Dans la rue
Saint-Antoine, un coin de chaussée était en
réparation. De vieilles femmes, vêtues de haillons, des
gosses sordides venaient ramasser les pavés de bois
éclatés sous la pioche. Entre les quatre feux rouges du
chantier abandonné, ils se baissaient, se redressaient,
absurdes, maléfiques, et enfournaient leur butin dans des cabas.
Une fillette chargeait de sable une voiture d'enfant
démantelée. Gérard les dépassa et rejoignit
le trottoir grouillant des magasins. Il n'aimait pas cette rue
bruyante, secouée, ourlée d'un rempart de victuailles. La
vue de ce déballage alimentaire lui soulevait le cœur. Ces
blocs de beurre d'un jaune malade, couronnés d'une voilette
dérisoire. Ces poissons aux ventres pâles, jetés
sur des branches de sapin. Ces légumes empilés en
barricades.
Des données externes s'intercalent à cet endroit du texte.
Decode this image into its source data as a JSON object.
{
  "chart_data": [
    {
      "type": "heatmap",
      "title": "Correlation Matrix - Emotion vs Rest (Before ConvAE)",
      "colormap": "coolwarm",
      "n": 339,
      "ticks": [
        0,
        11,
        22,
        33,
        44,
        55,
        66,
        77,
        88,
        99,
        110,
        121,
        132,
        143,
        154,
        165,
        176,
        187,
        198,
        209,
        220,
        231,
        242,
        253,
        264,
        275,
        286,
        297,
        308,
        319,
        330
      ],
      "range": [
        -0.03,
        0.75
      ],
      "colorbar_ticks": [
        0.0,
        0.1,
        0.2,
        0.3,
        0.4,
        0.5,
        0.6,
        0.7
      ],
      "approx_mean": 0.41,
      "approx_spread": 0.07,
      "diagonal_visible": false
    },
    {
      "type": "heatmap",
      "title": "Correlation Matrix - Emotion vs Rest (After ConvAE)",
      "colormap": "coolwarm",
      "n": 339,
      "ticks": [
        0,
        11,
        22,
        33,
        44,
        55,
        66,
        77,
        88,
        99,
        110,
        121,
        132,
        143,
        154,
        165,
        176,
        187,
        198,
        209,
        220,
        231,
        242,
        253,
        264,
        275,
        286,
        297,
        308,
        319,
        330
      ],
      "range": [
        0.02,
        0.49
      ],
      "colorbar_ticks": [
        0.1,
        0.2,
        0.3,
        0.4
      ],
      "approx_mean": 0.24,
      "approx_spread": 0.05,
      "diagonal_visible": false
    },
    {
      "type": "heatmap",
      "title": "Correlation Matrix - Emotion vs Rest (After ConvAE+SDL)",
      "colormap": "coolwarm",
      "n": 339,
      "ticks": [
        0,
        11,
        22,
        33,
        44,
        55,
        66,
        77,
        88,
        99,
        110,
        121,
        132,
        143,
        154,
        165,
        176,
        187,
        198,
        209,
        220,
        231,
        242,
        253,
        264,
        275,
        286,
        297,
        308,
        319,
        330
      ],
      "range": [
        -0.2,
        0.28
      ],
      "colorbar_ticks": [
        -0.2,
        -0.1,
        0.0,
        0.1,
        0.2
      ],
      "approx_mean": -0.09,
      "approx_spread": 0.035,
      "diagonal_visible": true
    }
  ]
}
Ces monstrueuses montagnes de viande à grandes
plaies ovales et qui ne saignaient plus : une exposition de moignons
proprets, sur un fond blanc, ébloui, de clinique. Un camion
était arrêté entre deux boucheries. Un gaillard
enturbanné d'une serviette maculée de brun, hissait un
quartier de bœufs en travers de son épaule et l'apportait,
d'une démarche fléchie, jusqu'au centre de la boutique,
où des crochets libres attendaient. Et cette énorme masse
de chair pendait contre l'homme, s'accolait à l'homme,
voluptueusement. Une foule de ménagères se bousculaient
autour des étalages, telles des mouches sur une flaque de miel.
Elles avançaient, reculaient, clabaudaient, le porte-monnaie
serré contre le ventre, la tête occupée de calculs
infimes, l'œil pilleur. Dans ce fade relent de mangeaille, elles
préparaient de quoi bourrer leur famille pour le soir.